5. Laboratory of Neurogenetics, Mossakowski Medical Research Centre, Polish Academy of Sciences, 5 Pawinskiego St., 02-106 Warsaw, Poland.
6. Department of Neuroscience, Icahn School of Medicine at Mount Sinai, New York, NY 10029, USA.
7. Department of Molecular, Cellular, and Developmental Biology, University of California, Santa Barbara, Santa Barbara, CA 93106, USA.

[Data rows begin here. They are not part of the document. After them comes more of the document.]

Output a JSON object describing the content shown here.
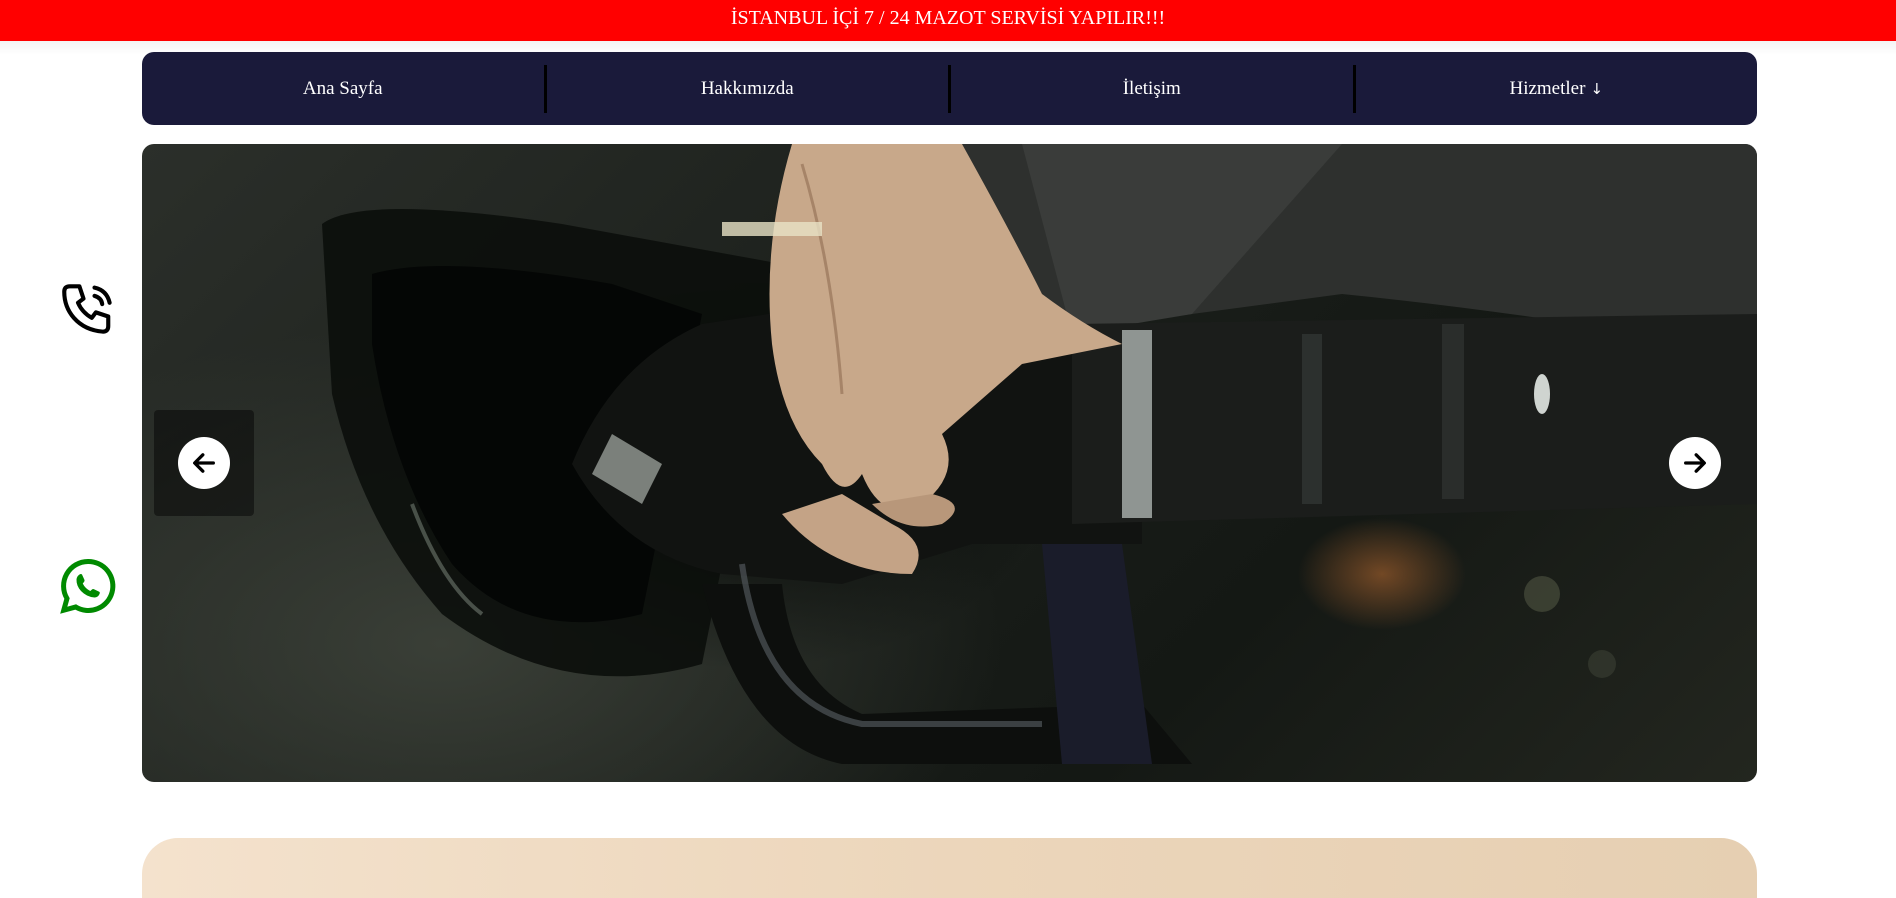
{
  "banner": {
    "text": "İSTANBUL İÇİ 7 / 24 MAZOT SERVİSİ YAPILIR!!!"
  },
  "nav": {
    "items": [
      {
        "label": "Ana Sayfa"
      },
      {
        "label": "Hakkımızda"
      },
      {
        "label": "İletişim"
      },
      {
        "label": "Hizmetler"
      }
    ],
    "dropdown_arrow": "↓"
  },
  "slider": {
    "image": "fuel-nozzle-photo",
    "prev_icon": "arrow-left-icon",
    "next_icon": "arrow-right-icon"
  },
  "floating": {
    "phone_icon": "phone-icon",
    "whatsapp_icon": "whatsapp-icon"
  },
  "colors": {
    "banner_bg": "#ff0000",
    "nav_bg": "#1a1a3a",
    "whatsapp_green": "#008a00"
  }
}
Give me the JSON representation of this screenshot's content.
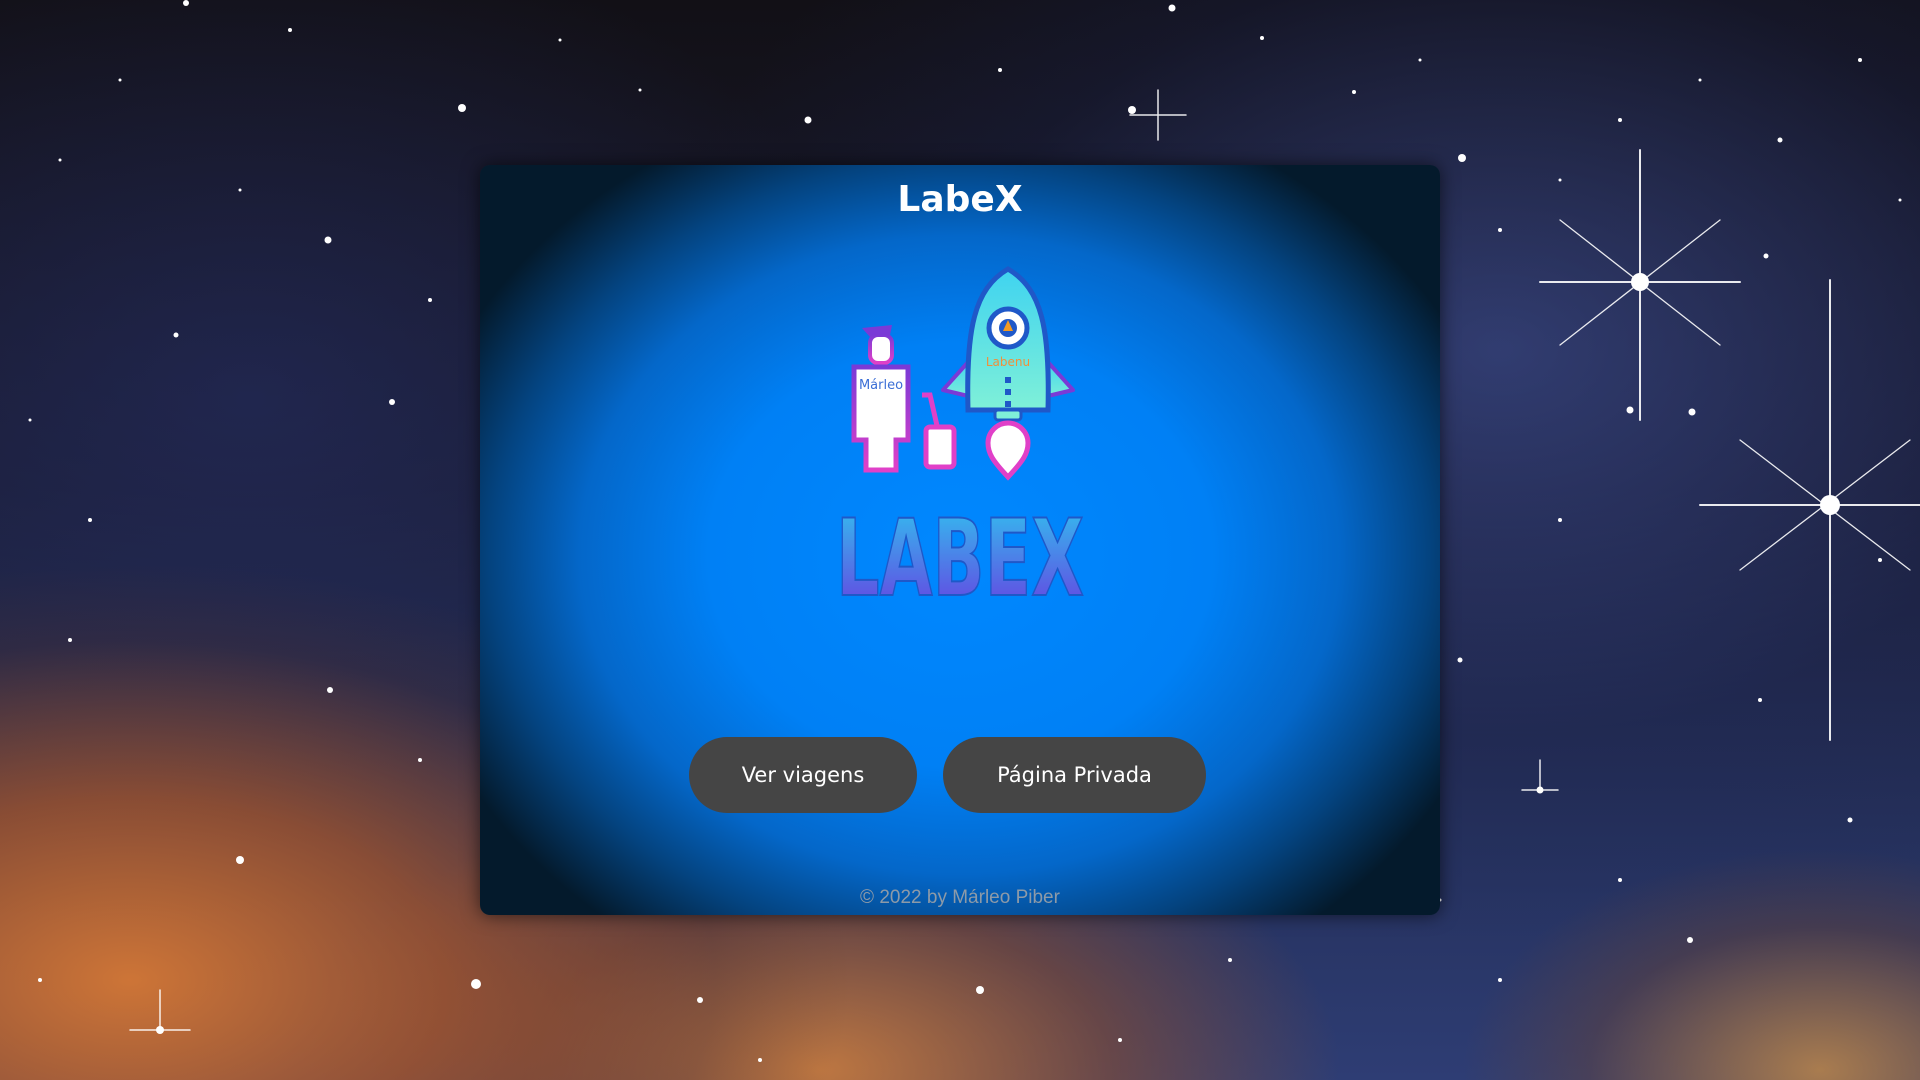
{
  "header": {
    "title": "LabeX"
  },
  "logo": {
    "wordmark": "LABEX",
    "person_label": "Márleo",
    "rocket_label": "Labenu",
    "icons": [
      "traveler-icon",
      "suitcase-icon",
      "rocket-icon",
      "location-pin-icon"
    ]
  },
  "actions": {
    "view_trips_label": "Ver viagens",
    "private_page_label": "Página Privada"
  },
  "footer": {
    "copyright": "© 2022 by Márleo Piber"
  },
  "colors": {
    "card_center": "#0088ff",
    "card_edge": "#041a2c",
    "button_bg": "#454545",
    "button_text": "#ffffff",
    "logo_magenta": "#e040c8",
    "logo_violet": "#7a3ad6",
    "logo_cyan": "#3fd3f0"
  }
}
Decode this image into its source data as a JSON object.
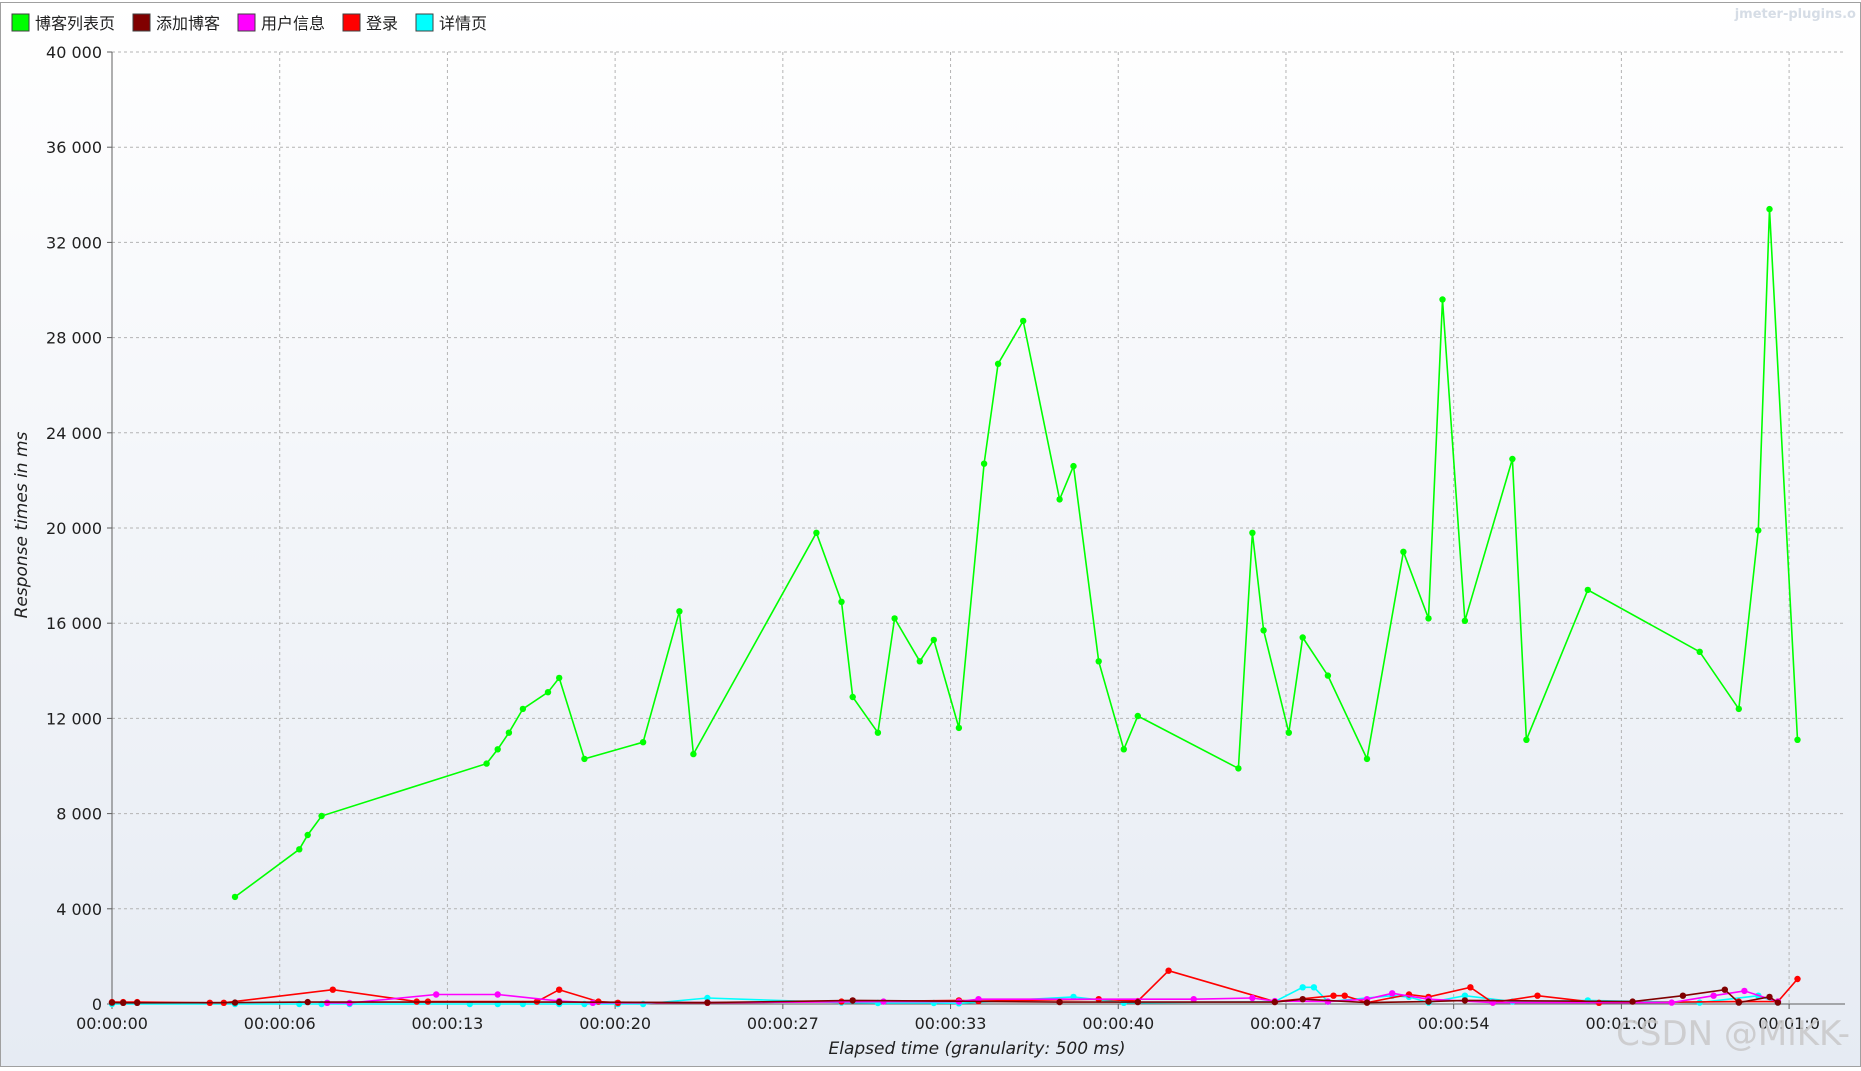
{
  "watermarks": {
    "top_right": "jmeter-plugins.o",
    "bottom_right": "CSDN @MiKK-"
  },
  "chart_data": {
    "type": "line",
    "title": "",
    "xlabel": "Elapsed time (granularity: 500 ms)",
    "ylabel": "Response times in ms",
    "x_unit": "seconds elapsed",
    "xlim": [
      0,
      62
    ],
    "ylim": [
      0,
      40000
    ],
    "y_ticks": [
      {
        "value": 0,
        "label": "0"
      },
      {
        "value": 4000,
        "label": "4 000"
      },
      {
        "value": 8000,
        "label": "8 000"
      },
      {
        "value": 12000,
        "label": "12 000"
      },
      {
        "value": 16000,
        "label": "16 000"
      },
      {
        "value": 20000,
        "label": "20 000"
      },
      {
        "value": 24000,
        "label": "24 000"
      },
      {
        "value": 28000,
        "label": "28 000"
      },
      {
        "value": 32000,
        "label": "32 000"
      },
      {
        "value": 36000,
        "label": "36 000"
      },
      {
        "value": 40000,
        "label": "40 000"
      }
    ],
    "x_ticks": [
      {
        "value": 0,
        "label": "00:00:00"
      },
      {
        "value": 6,
        "label": "00:00:06"
      },
      {
        "value": 12,
        "label": "00:00:13"
      },
      {
        "value": 18,
        "label": "00:00:20"
      },
      {
        "value": 24,
        "label": "00:00:27"
      },
      {
        "value": 30,
        "label": "00:00:33"
      },
      {
        "value": 36,
        "label": "00:00:40"
      },
      {
        "value": 42,
        "label": "00:00:47"
      },
      {
        "value": 48,
        "label": "00:00:54"
      },
      {
        "value": 54,
        "label": "00:01:00"
      },
      {
        "value": 60,
        "label": "00:01:0"
      }
    ],
    "grid": true,
    "legend_position": "top-left",
    "series": [
      {
        "name": "博客列表页",
        "color": "#00ff00",
        "points": [
          [
            4.4,
            4500
          ],
          [
            6.7,
            6500
          ],
          [
            7.0,
            7100
          ],
          [
            7.5,
            7900
          ],
          [
            13.4,
            10100
          ],
          [
            13.8,
            10700
          ],
          [
            14.2,
            11400
          ],
          [
            14.7,
            12400
          ],
          [
            15.6,
            13100
          ],
          [
            16.0,
            13700
          ],
          [
            16.9,
            10300
          ],
          [
            19.0,
            11000
          ],
          [
            20.3,
            16500
          ],
          [
            20.8,
            10500
          ],
          [
            25.2,
            19800
          ],
          [
            26.1,
            16900
          ],
          [
            26.5,
            12900
          ],
          [
            27.4,
            11400
          ],
          [
            28.0,
            16200
          ],
          [
            28.9,
            14400
          ],
          [
            29.4,
            15300
          ],
          [
            30.3,
            11600
          ],
          [
            31.2,
            22700
          ],
          [
            31.7,
            26900
          ],
          [
            32.6,
            28700
          ],
          [
            33.9,
            21200
          ],
          [
            34.4,
            22600
          ],
          [
            35.3,
            14400
          ],
          [
            36.2,
            10700
          ],
          [
            36.7,
            12100
          ],
          [
            40.3,
            9900
          ],
          [
            40.8,
            19800
          ],
          [
            41.2,
            15700
          ],
          [
            42.1,
            11400
          ],
          [
            42.6,
            15400
          ],
          [
            43.5,
            13800
          ],
          [
            44.9,
            10300
          ],
          [
            46.2,
            19000
          ],
          [
            47.1,
            16200
          ],
          [
            47.6,
            29600
          ],
          [
            48.4,
            16100
          ],
          [
            50.1,
            22900
          ],
          [
            50.6,
            11100
          ],
          [
            52.8,
            17400
          ],
          [
            56.8,
            14800
          ],
          [
            58.2,
            12400
          ],
          [
            58.9,
            19900
          ],
          [
            59.3,
            33400
          ],
          [
            60.3,
            11100
          ]
        ]
      },
      {
        "name": "添加博客",
        "color": "#800000",
        "points": [
          [
            0,
            60
          ],
          [
            0.4,
            50
          ],
          [
            0.9,
            50
          ],
          [
            4.4,
            60
          ],
          [
            7.0,
            80
          ],
          [
            16.0,
            80
          ],
          [
            21.3,
            60
          ],
          [
            26.5,
            150
          ],
          [
            33.9,
            80
          ],
          [
            36.7,
            80
          ],
          [
            41.6,
            80
          ],
          [
            42.6,
            200
          ],
          [
            44.9,
            60
          ],
          [
            47.1,
            100
          ],
          [
            48.4,
            150
          ],
          [
            54.4,
            100
          ],
          [
            56.2,
            350
          ],
          [
            57.7,
            600
          ],
          [
            58.2,
            60
          ],
          [
            59.3,
            300
          ],
          [
            59.6,
            60
          ]
        ]
      },
      {
        "name": "用户信息",
        "color": "#ff00ff",
        "points": [
          [
            7.7,
            50
          ],
          [
            8.5,
            40
          ],
          [
            11.6,
            400
          ],
          [
            13.8,
            400
          ],
          [
            16.0,
            120
          ],
          [
            17.2,
            50
          ],
          [
            21.3,
            60
          ],
          [
            27.6,
            100
          ],
          [
            30.3,
            100
          ],
          [
            31.0,
            200
          ],
          [
            38.7,
            200
          ],
          [
            40.8,
            250
          ],
          [
            41.6,
            120
          ],
          [
            43.5,
            100
          ],
          [
            44.9,
            200
          ],
          [
            45.8,
            450
          ],
          [
            47.1,
            200
          ],
          [
            49.4,
            60
          ],
          [
            55.8,
            60
          ],
          [
            57.3,
            350
          ],
          [
            58.4,
            550
          ],
          [
            59.6,
            100
          ]
        ]
      },
      {
        "name": "登录",
        "color": "#ff0000",
        "points": [
          [
            0,
            80
          ],
          [
            0.4,
            80
          ],
          [
            0.9,
            80
          ],
          [
            3.5,
            50
          ],
          [
            4.0,
            50
          ],
          [
            7.9,
            600
          ],
          [
            10.9,
            100
          ],
          [
            11.3,
            100
          ],
          [
            15.2,
            100
          ],
          [
            16.0,
            600
          ],
          [
            17.4,
            100
          ],
          [
            18.1,
            50
          ],
          [
            21.3,
            50
          ],
          [
            26.1,
            100
          ],
          [
            30.3,
            150
          ],
          [
            31.0,
            120
          ],
          [
            35.3,
            200
          ],
          [
            36.7,
            120
          ],
          [
            37.8,
            1400
          ],
          [
            41.6,
            100
          ],
          [
            43.7,
            350
          ],
          [
            44.1,
            350
          ],
          [
            44.9,
            60
          ],
          [
            46.4,
            400
          ],
          [
            47.1,
            300
          ],
          [
            48.6,
            700
          ],
          [
            49.4,
            60
          ],
          [
            51.0,
            350
          ],
          [
            53.2,
            50
          ],
          [
            58.2,
            100
          ],
          [
            59.6,
            100
          ],
          [
            60.3,
            1050
          ]
        ]
      },
      {
        "name": "详情页",
        "color": "#00ffff",
        "points": [
          [
            0,
            0
          ],
          [
            4.4,
            0
          ],
          [
            6.7,
            0
          ],
          [
            7.5,
            0
          ],
          [
            8.5,
            0
          ],
          [
            12.8,
            0
          ],
          [
            13.8,
            0
          ],
          [
            14.7,
            0
          ],
          [
            16.0,
            0
          ],
          [
            16.9,
            0
          ],
          [
            18.1,
            0
          ],
          [
            19.0,
            0
          ],
          [
            21.3,
            250
          ],
          [
            26.1,
            60
          ],
          [
            27.4,
            40
          ],
          [
            29.4,
            40
          ],
          [
            30.3,
            30
          ],
          [
            34.4,
            300
          ],
          [
            36.2,
            50
          ],
          [
            41.6,
            100
          ],
          [
            42.6,
            700
          ],
          [
            43.0,
            700
          ],
          [
            43.5,
            100
          ],
          [
            45.8,
            350
          ],
          [
            46.4,
            300
          ],
          [
            47.1,
            60
          ],
          [
            48.4,
            350
          ],
          [
            50.1,
            100
          ],
          [
            52.8,
            150
          ],
          [
            56.8,
            60
          ],
          [
            58.9,
            350
          ],
          [
            59.6,
            60
          ]
        ]
      }
    ]
  }
}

8. Neuroscience Research Institute, University of California, Santa Barbara, Santa Barbara, CA 93106, USA. kenneth.kosik@lifesci.ucsb.edu.

Abstract

Tau inclusions are a shared feature of many neurodegenerative diseases, among them frontotemporal dementia caused by tau mutations. Treatment approaches for these conditions include targeting posttranslational modifications of tau proteins, maintaining a steady-state amount of tau, and preventing its tendency to aggregate. We discovered a new regulatory pathway for tau degradation that operates through the farnesylated protein, Rhes, a GTPase in the Ras family. Here, we show that treatment with the farnesyltransferase inhibitor lonafarnib reduced Rhes and decreased brain atrophy, tau inclusions, tau sumoylation, and tau ubiquitination in the rTg4510 mouse model of tauopathy. In addition, lonafarnib treatment attenuated behavioral abnormalities in rTg4510 mice and reduced microgliosis in mouse brain. Direct reduction of Rhes in the rTg4510 mouse by siRNA reproduced the results observed with lonafarnib treatment. The mechanism of lonafarnib action mediated by Rhes to reduce tau pathology was shown to operate through activation of lysosomes. We finally showed in mouse brain and in human induced pluripotent stem cell-derived neurons a normal developmental increase in Rhes that was initially suppressed by tau mutations. The known safety of lonafarnib revealed in human clinical trials for cancer suggests that this drug could be repurposed for treating tauopathies.